An image matte is what makes it possible to take an image of a zebra in a zoo, extract the zebra, and paste it over a savannah background. Make the background (zoo) pixels transparent, leave the foreground (zebra) pixels opaque, and maintain a fringe of semitransparent pixels around the foreground (the zebra’s fur, especially its whispy mane and tail), which will combine the colors of the original foreground and the new background. Then you can meld the foreground seamlessly with any background. New work produces mattes automatically with fewer errors than previous machine learning methods.
What’s new: Guowei Chen, Yi Liu, and colleagues at Baidu introduced PP-Matting, an architecture that, given an image, estimates the transparency of pixels surrounding foreground objects to create mattes without requiring additional input.
Key insight: Previous matte-making approaches require a pre-existing three-level map, or trimap, that segments foreground, background, and semitransparent transitional regions. The previous best neural method trains one model to produce trimaps and another to extract the foreground and estimate transparency. But using two models in sequence can result in cumulative errors: If the first model produces an erroneous trimap, the second will produce an erroneous matte. Using a single model to produce both trimaps and mattes avoids such errors and thus produces more accurate output.
How it works: The authors’ model comprises a convolutional neural network (CNN) encoder that feeds into two CNN branches. They trained and tested it on Distinctions-646 and Adobe Composition-1k, datasets that contain foreground images of people, objects, or animals, each stacked atop a background image, with a transparency value for each pixel.
- One branch classified each pixel of an input image as foreground, background, or transitional area, creating a trimap. A Pyramid Pooling Module captured large- and small-scale features by scaling and processing the encoder’s output to produce representations at different scales. It concatenated these representations with the encoder’s output and fed them to the CNN, which produced the trimap. During training, the loss function encouraged the trimap to match the ground-truth trimap.

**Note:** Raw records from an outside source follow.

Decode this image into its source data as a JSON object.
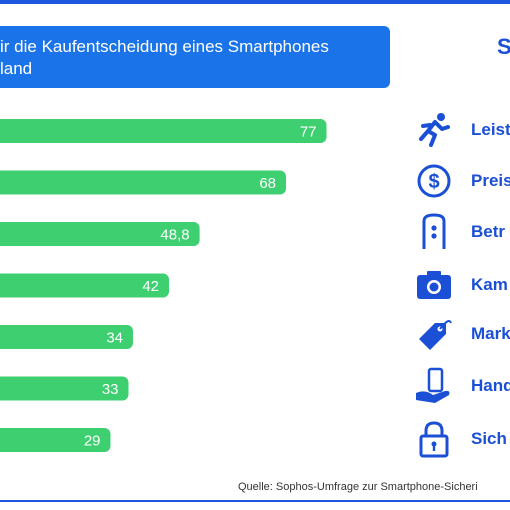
{
  "title": {
    "line1": "ir die Kaufentscheidung eines Smartphones",
    "line2": "land"
  },
  "logo_fragment": "S",
  "source": "Quelle:  Sophos-Umfrage zur Smartphone-Sicheri",
  "colors": {
    "bar": "#3ecf70",
    "accent": "#1a4fd6",
    "title_bg": "#1a73e8"
  },
  "chart_data": {
    "type": "bar",
    "orientation": "horizontal",
    "categories": [
      "Leist",
      "Preis",
      "Betr",
      "Kam",
      "Mark",
      "Hand",
      "Sich"
    ],
    "values": [
      77,
      68,
      48.8,
      42,
      34,
      33,
      29
    ],
    "value_labels": [
      "77",
      "68",
      "48,8",
      "42",
      "34",
      "33",
      "29"
    ],
    "icons": [
      "runner-icon",
      "dollar-icon",
      "device-icon",
      "camera-icon",
      "tag-icon",
      "phone-in-hand-icon",
      "padlock-icon"
    ],
    "grid": false
  }
}
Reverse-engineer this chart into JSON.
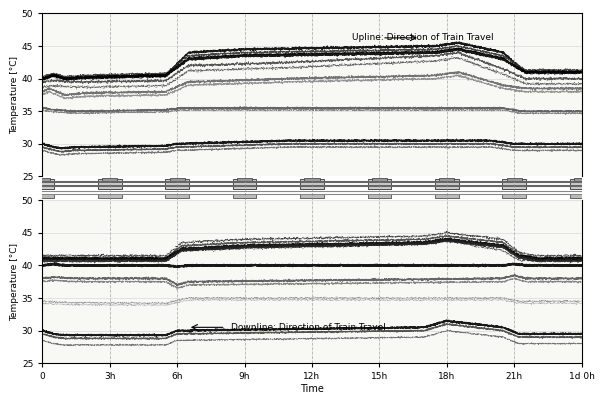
{
  "title_up": "Temperature [°C]",
  "title_down": "Temperature [°C]",
  "xlabel": "Time",
  "ylim": [
    25,
    50
  ],
  "yticks": [
    25,
    30,
    35,
    40,
    45,
    50
  ],
  "xticks": [
    0,
    3,
    6,
    9,
    12,
    15,
    18,
    21,
    24
  ],
  "xticklabels": [
    "0",
    "3h",
    "6h",
    "9h",
    "12h",
    "15h",
    "18h",
    "21h",
    "1d 0h"
  ],
  "annotation_up": "Upline: Direction of Train Travel",
  "annotation_down": "Downline: Direction of Train Travel",
  "station_x": [
    0,
    3,
    6,
    9,
    12,
    15,
    18,
    21,
    24
  ],
  "vline_x": [
    3,
    6,
    9,
    12,
    15,
    18,
    21
  ]
}
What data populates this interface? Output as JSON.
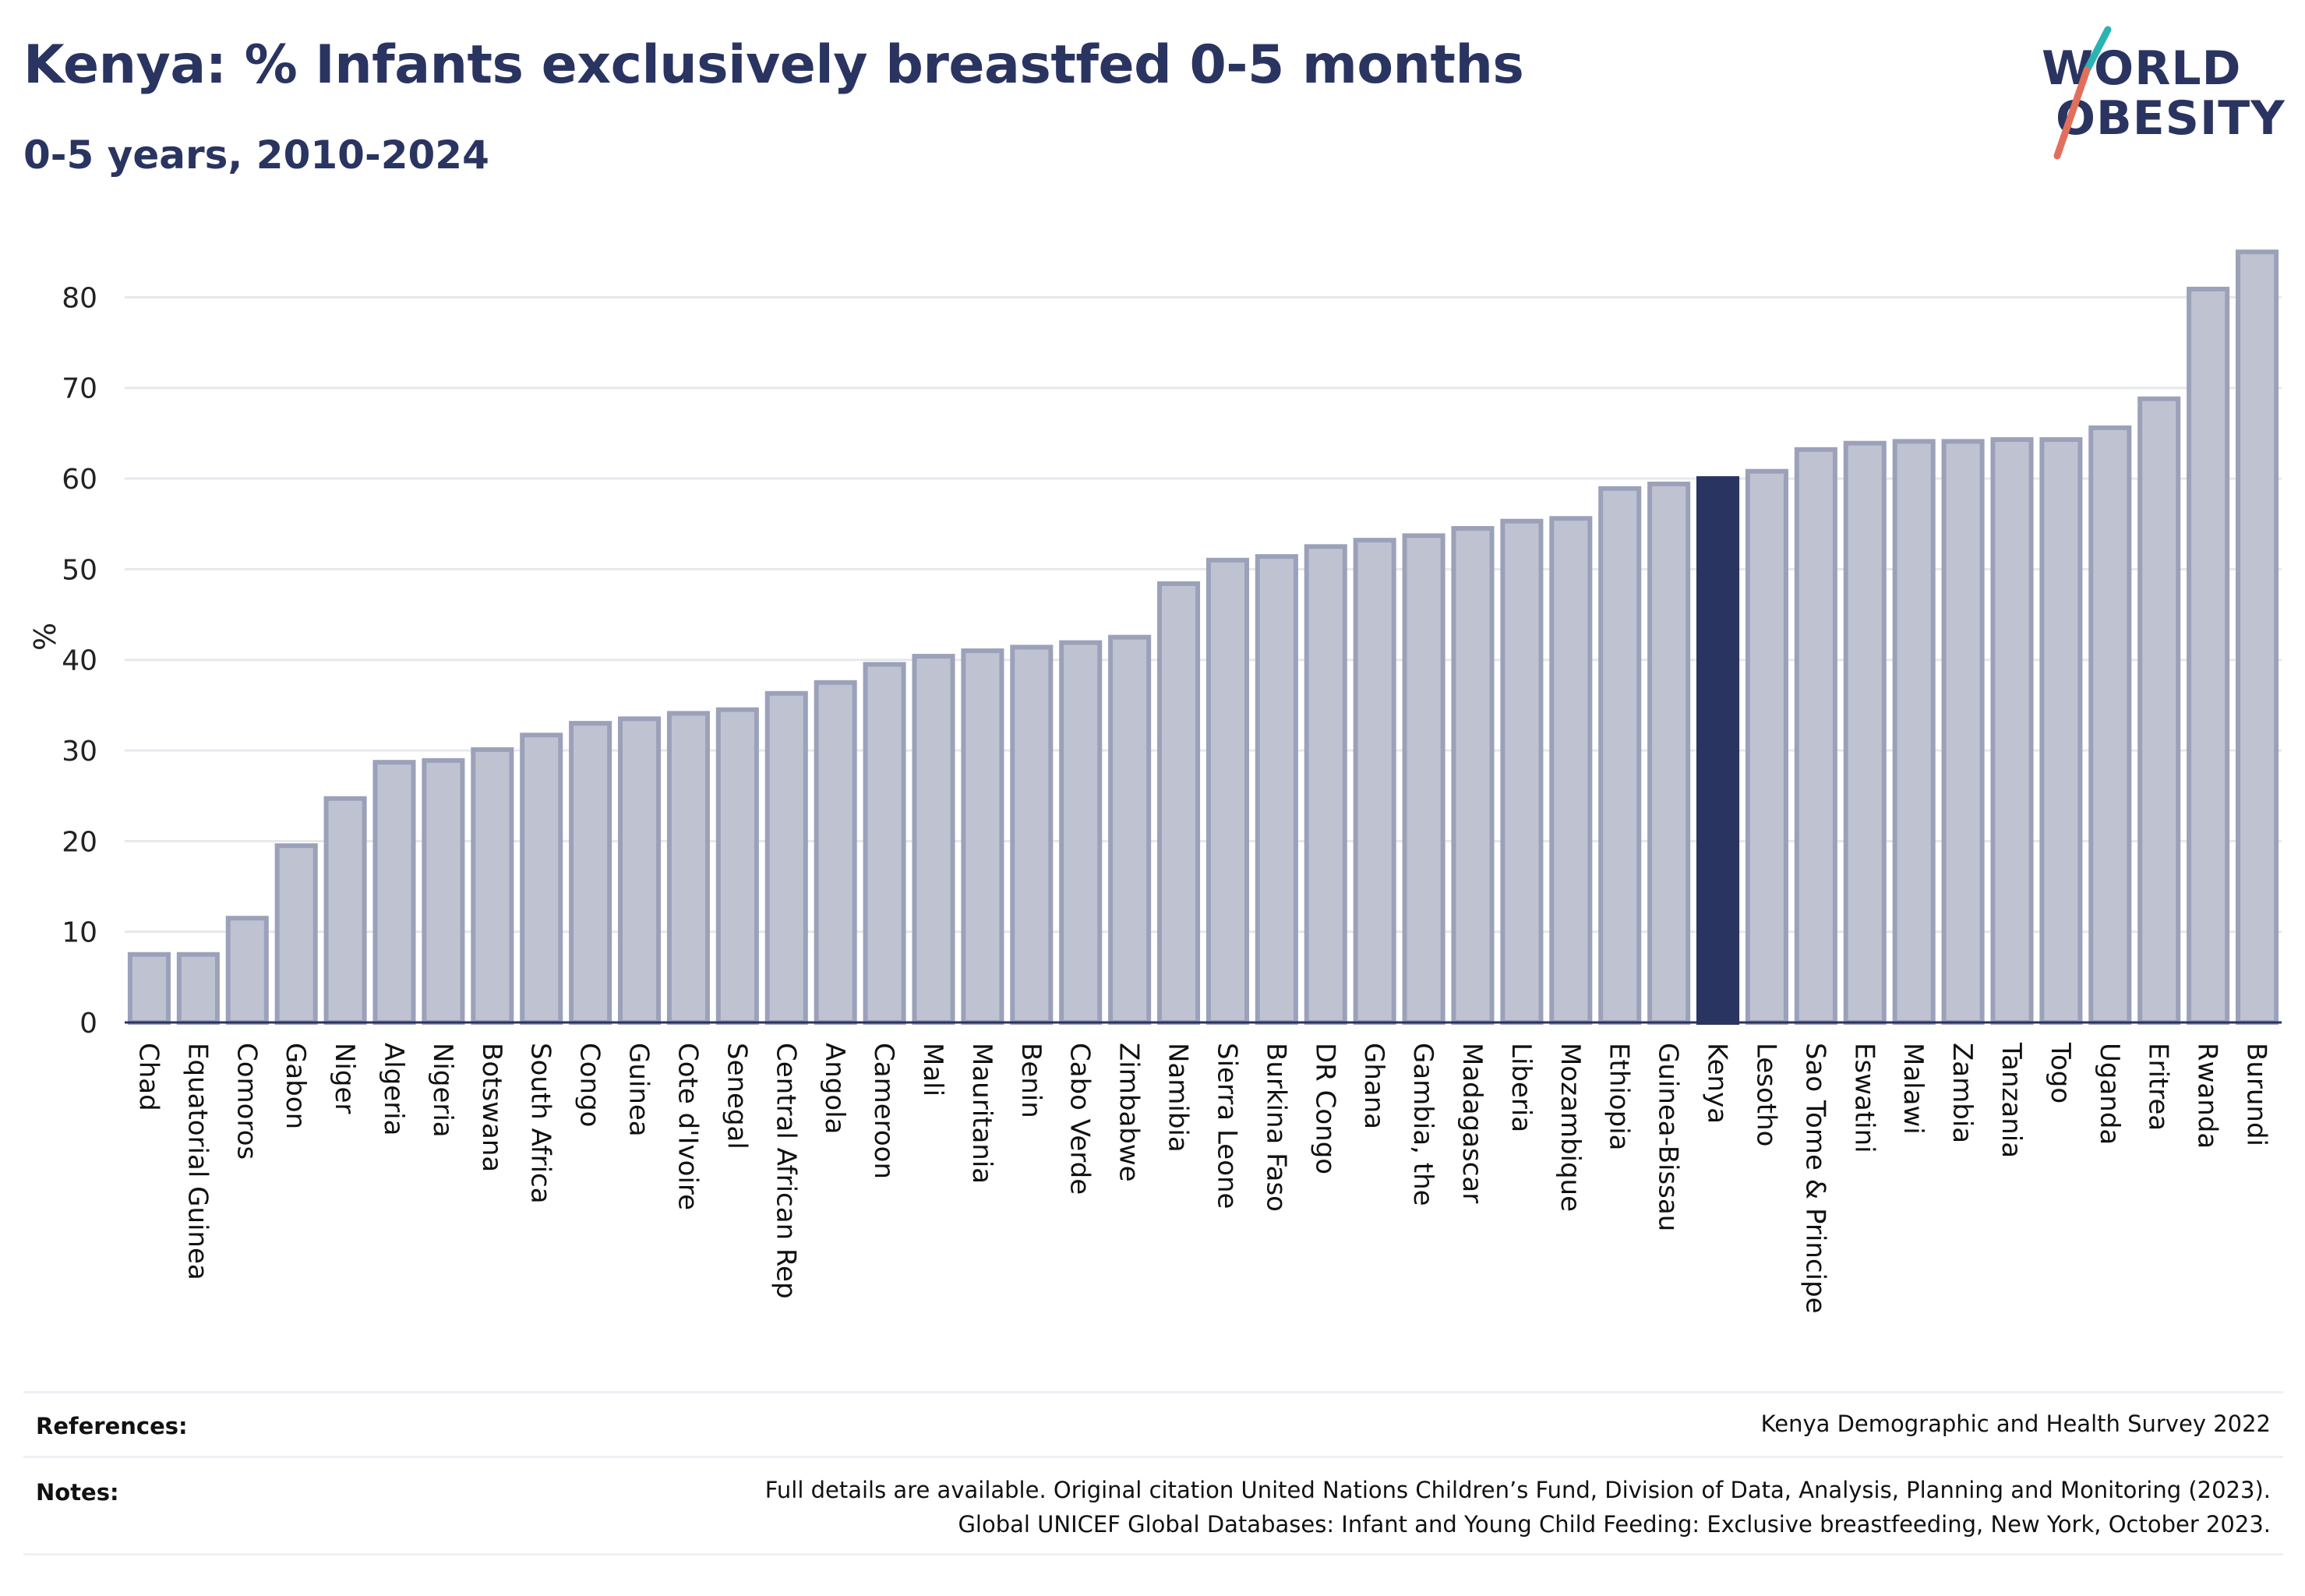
{
  "header": {
    "title": "Kenya: % Infants exclusively breastfed 0-5 months",
    "subtitle": "0-5 years, 2010-2024"
  },
  "logo": {
    "line1": "WORLD",
    "line2": "OBESITY"
  },
  "colors": {
    "bar": "#bfc3d1",
    "bar_edge": "#9ca1ba",
    "highlight": "#2a3461",
    "grid": "#e6e8ee",
    "logo_teal": "#2bb3b1",
    "logo_red": "#e0705c"
  },
  "chart_data": {
    "type": "bar",
    "ylabel": "%",
    "ylim": [
      0,
      87
    ],
    "yticks": [
      0,
      10,
      20,
      30,
      40,
      50,
      60,
      70,
      80
    ],
    "grid": true,
    "highlight": "Kenya",
    "categories": [
      "Chad",
      "Equatorial Guinea",
      "Comoros",
      "Gabon",
      "Niger",
      "Algeria",
      "Nigeria",
      "Botswana",
      "South Africa",
      "Congo",
      "Guinea",
      "Cote d'Ivoire",
      "Senegal",
      "Central African Rep",
      "Angola",
      "Cameroon",
      "Mali",
      "Mauritania",
      "Benin",
      "Cabo Verde",
      "Zimbabwe",
      "Namibia",
      "Sierra Leone",
      "Burkina Faso",
      "DR Congo",
      "Ghana",
      "Gambia, the",
      "Madagascar",
      "Liberia",
      "Mozambique",
      "Ethiopia",
      "Guinea-Bissau",
      "Kenya",
      "Lesotho",
      "Sao Tome & Principe",
      "Eswatini",
      "Malawi",
      "Zambia",
      "Tanzania",
      "Togo",
      "Uganda",
      "Eritrea",
      "Rwanda",
      "Burundi"
    ],
    "values": [
      7.5,
      7.5,
      11.5,
      19.5,
      24.7,
      28.7,
      28.9,
      30.1,
      31.7,
      33.0,
      33.5,
      34.1,
      34.5,
      36.3,
      37.5,
      39.5,
      40.4,
      41.0,
      41.4,
      41.9,
      42.5,
      48.4,
      51.0,
      51.4,
      52.5,
      53.2,
      53.7,
      54.5,
      55.3,
      55.6,
      58.9,
      59.4,
      60.0,
      60.8,
      63.2,
      63.9,
      64.1,
      64.1,
      64.3,
      64.3,
      65.6,
      68.8,
      80.9,
      85.0
    ]
  },
  "footer": {
    "references_label": "References:",
    "references_text": "Kenya Demographic and Health Survey 2022",
    "notes_label": "Notes:",
    "notes_line1": "Full details are available. Original citation United Nations Children’s Fund, Division of Data, Analysis, Planning and Monitoring (2023).",
    "notes_line2": "Global UNICEF Global Databases: Infant and Young Child Feeding: Exclusive breastfeeding, New York, October 2023."
  }
}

- The other branch estimated the transparency of each pixel, creating a so-called detail map. To take advantage of context from the trimap, the model combined the output of each convolutional layer in this branch with the output of each layer in the other branch using a Gated Convolutional Layer. During training, the loss function encouraged the estimated transparencies and the difference in transparency between adjacent pixels to be similar to ground truth. The loss was applied only to pixels in transitional regions.
- The model replaced the transitional areas of the trimap with the corresponding areas of the detail map, producing a final matte. During training, it reapplied the loss function in the previous step to the entire matte.
- The model used the generated matte to estimate pixel colors in the original image. It applied the generated matte to the ground-truth foreground and stacked it atop the ground-truth background. A further loss function encouraged the estimated pixel colors to match ground truth.
Results: The authors compared their model with techniques that require trimap inputs, including IndexNet (the best competing method) and Deep Image Matting. They also compared with Hierarchical Attention Matting Network (HAttMatting), a single model that doesn’t require trimap inputs but also doesn’t produce the trimaps internally. The authors’ method achieved equal or better performance on three of four metrics for both datasets. On Composition-1k, the authors’ method scored a mean squared error of 0.005, equal to IndexNet. On Distinctions-646, it achieved 0.009 mean squared error, equal to Deep Image Matting and HAttMatting.
Why it matters: The main problems with previous trimap-free approaches to matting were cumulative errors and blurred output. This work addresses cumulative errors by separating processes into different branches. It addresses image quality by feeding output from the first branch into the second to refine representations of transitional areas.
We're thinking: The ability to produce high-quality mattes without needing to produce trimaps by hand seems likely to make video effects quicker and less expensive to produce. If so, then deep learning is set to make graphics, movies, and TV — which are already amazing — even more mind-boggling!